We have an amazing scientific strategy team that is almost identical to the scientific strategy team of world-class ethnobotanists, ethnopharmacologists who study -- health plans are being used as medicines in tropical areas that was in place when we started the company 32 years ago and has been brought back together in the past year to specifically focus now on our library and new plant collections in this area.

The other area where we would -- and I've said this publicly as well, we have a sales force. We have our first product. It's -- can you put another product in the bag? And so we're always on the lookout for something that could fully utilize the resource that we have up and out there, our sales force, our commercial effort, while we are waiting for the pipeline indications of Mytesi to get developed and approved. And it's got to be the right fit and not take resources the way it has to be something that's additive to the company. So that's something that we're always looking for.

And let's see if I've nailed all the questions here. I think I have gotten to -- well, where do you see the company in 3 years? In 3 years, it will be very exciting. We believe that we will have completed the pivotal clinical investigation and the approvals for 2 more indications. That's where I would expect it to be. Remember, all the forward-looking statements that were previously discussed here, but that would be the timing for CTD, cancer therapy-related diarrhea.

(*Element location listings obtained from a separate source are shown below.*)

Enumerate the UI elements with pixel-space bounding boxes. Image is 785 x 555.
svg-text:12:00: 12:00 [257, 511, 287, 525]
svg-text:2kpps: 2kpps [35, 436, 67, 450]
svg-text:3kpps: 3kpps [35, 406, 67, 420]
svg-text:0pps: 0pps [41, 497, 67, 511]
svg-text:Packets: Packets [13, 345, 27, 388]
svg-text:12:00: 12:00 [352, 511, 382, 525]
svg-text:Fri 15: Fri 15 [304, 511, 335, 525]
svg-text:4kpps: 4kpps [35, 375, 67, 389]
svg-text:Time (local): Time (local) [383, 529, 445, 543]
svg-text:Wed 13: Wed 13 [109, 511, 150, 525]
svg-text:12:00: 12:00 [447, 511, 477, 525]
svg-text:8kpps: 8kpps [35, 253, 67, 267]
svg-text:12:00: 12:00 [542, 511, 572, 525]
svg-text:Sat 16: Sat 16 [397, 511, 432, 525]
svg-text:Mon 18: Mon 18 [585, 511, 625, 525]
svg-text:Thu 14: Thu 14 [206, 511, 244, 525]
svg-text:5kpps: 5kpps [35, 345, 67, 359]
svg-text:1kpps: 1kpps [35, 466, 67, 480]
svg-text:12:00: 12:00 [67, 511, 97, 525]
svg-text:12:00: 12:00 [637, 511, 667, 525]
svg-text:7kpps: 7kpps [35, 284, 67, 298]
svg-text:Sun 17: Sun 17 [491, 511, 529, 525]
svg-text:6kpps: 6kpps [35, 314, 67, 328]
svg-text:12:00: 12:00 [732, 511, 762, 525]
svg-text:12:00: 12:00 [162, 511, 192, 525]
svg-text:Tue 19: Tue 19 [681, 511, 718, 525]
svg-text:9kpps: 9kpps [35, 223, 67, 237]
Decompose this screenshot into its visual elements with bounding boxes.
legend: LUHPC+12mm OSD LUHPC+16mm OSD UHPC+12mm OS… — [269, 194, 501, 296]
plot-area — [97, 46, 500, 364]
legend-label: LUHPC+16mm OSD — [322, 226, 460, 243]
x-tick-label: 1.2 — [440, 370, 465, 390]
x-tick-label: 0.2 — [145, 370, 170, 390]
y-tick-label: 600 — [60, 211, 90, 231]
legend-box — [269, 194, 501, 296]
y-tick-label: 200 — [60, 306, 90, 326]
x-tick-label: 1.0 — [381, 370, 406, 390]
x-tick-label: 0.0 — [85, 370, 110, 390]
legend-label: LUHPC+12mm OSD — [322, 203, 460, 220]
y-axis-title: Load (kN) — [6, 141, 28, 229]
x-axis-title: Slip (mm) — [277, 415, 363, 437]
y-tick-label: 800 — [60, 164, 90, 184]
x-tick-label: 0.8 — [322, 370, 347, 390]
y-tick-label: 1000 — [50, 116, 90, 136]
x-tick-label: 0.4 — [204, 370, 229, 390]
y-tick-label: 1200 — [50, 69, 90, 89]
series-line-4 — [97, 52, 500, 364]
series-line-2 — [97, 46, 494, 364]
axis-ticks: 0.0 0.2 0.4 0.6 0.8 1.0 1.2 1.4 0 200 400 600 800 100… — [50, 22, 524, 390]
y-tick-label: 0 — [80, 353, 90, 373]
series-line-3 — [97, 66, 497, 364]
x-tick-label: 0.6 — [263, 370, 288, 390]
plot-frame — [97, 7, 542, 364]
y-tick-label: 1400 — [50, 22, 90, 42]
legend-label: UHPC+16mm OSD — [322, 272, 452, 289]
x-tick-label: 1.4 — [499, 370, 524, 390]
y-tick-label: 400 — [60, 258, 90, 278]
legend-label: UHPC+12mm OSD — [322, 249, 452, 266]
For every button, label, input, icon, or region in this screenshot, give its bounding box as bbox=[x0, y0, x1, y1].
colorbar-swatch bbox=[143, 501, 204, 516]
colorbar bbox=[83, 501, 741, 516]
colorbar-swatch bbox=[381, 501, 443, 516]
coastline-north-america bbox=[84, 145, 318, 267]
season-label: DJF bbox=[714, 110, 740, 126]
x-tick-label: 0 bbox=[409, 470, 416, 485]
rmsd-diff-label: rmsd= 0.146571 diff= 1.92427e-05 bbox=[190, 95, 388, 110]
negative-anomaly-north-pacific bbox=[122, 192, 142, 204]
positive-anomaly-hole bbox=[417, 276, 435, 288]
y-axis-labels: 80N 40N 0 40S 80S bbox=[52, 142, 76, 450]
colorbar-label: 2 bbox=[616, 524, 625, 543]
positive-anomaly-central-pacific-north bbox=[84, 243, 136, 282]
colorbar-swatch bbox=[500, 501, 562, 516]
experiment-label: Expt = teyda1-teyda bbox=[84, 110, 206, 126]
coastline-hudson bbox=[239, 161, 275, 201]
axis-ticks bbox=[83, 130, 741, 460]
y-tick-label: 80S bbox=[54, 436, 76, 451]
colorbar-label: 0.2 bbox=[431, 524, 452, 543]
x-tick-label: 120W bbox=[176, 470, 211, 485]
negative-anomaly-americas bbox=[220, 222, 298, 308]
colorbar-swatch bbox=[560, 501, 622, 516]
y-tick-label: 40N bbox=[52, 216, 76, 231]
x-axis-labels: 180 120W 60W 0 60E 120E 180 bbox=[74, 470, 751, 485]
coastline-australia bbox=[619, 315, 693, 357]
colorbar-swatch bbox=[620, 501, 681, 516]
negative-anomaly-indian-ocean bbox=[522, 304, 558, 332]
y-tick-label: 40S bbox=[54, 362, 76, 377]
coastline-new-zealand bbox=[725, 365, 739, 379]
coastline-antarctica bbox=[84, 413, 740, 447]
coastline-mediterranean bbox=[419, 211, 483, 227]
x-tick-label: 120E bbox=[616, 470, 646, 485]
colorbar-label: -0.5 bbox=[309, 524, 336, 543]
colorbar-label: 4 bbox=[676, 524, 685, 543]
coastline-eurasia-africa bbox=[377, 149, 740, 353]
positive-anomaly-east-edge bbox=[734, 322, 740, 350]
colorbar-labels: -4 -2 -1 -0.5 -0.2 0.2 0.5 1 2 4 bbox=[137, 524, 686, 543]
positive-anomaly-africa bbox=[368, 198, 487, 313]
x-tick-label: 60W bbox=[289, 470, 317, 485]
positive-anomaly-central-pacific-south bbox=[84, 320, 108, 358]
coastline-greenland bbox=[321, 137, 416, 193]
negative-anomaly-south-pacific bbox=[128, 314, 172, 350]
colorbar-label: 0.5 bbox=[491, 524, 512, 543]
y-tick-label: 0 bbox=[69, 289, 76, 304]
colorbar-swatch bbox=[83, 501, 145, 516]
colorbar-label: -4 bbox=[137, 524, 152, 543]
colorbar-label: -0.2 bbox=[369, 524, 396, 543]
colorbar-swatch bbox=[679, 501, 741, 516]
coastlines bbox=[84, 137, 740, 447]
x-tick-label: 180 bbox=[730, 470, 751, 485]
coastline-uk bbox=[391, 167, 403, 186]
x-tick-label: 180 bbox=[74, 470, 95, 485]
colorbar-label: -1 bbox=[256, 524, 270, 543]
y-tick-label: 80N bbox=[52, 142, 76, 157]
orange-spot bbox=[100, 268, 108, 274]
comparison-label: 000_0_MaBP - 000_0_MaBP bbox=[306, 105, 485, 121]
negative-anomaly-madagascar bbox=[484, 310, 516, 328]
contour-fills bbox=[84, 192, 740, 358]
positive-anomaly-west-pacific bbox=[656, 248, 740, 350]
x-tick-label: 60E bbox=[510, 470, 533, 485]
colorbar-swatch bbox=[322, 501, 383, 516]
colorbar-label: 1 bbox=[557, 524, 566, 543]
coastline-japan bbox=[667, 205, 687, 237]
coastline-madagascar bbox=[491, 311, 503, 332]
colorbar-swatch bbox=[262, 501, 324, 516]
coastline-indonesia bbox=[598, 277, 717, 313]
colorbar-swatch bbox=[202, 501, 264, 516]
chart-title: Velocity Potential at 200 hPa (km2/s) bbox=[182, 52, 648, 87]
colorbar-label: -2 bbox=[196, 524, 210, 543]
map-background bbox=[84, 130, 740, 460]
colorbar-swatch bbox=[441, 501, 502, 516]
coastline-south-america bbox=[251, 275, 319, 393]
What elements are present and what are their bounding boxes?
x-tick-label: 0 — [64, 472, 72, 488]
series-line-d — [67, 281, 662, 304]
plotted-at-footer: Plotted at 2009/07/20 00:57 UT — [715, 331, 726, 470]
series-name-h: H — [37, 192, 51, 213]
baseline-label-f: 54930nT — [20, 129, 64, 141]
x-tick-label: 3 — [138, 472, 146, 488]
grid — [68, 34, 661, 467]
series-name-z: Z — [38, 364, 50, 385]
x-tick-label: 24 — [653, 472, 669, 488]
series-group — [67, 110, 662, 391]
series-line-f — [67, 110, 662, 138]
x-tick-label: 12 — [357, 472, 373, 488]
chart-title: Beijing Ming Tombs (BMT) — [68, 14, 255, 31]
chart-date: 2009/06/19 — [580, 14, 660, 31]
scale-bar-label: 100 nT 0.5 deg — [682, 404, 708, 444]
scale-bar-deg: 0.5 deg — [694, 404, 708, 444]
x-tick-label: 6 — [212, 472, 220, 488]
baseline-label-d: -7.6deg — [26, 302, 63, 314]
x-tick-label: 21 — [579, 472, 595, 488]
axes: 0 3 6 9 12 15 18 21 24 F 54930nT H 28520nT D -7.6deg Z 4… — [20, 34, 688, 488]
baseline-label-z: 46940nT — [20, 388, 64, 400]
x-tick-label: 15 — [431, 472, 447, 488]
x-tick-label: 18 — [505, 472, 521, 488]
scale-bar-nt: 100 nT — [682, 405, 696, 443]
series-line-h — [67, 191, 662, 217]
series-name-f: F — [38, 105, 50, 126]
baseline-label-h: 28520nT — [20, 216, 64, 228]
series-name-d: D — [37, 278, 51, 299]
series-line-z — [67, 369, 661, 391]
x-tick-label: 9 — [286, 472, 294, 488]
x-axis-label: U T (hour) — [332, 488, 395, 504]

That's Mytesi indication in the United States and then short bowel syndrome, a full approval in -- or a conditional approval, full access to all patients in multiple European countries. And again, that data is available in the United States. So we're already looking at would there need to be any additional work to support the approval in the United States, where we already have orphan designation, that's crofelemer, in a highly concentrated liquid formulation.

So that's not Mytesi. A different product, different value proposition, different business model of very, very high valued chronic medicine for a small population that's very expensive to take care of with very, very large mortality and morbidity situation. So that's a very exciting business. And then, of course, Canalevia and thinking about ways to get Canalevia to all animals that are dealing with diarrhea.

And then the last piece is, the whole crofelemer story is, how do we get crofelemer. So all patients who need all channels, all countries, and that's the business development efforts that we have going on right now. So we recently brought on an Executive VP of Business Development, with whom we've been -- who has been consulting with the company for the past 6 months. So based on her work and how discussions have been progressing on the business development side, specifically focused on getting crofelemer out-licensed to all the countries in the world, we would expect to have those deals cut in the next year or so, which lays the groundwork then for where will the product be in terms of bringing in licensed compensation to the company, royalties, et cetera.

Profit sharing in other parts of the world, and that certainly would be done our expectation in a 3-year period of time. And then hopefully, of course, the collaboration will have been completed, and there will be some novel molecules coming out in the psychoactive and the psychedelic area.

And I believe that concludes all the questions that I see here. Let me just go down one more time, yes. So thank you very much for your attention, and we got you off 5 minutes before the market opens, and glad I was able to access the questions at this time. And this was fun and we'll be doing that in the future. Thank you very much.

Thank you. Ladies and gentlemen, that will now conclude today's conference call. Thank you for your participation. You may now disconnect.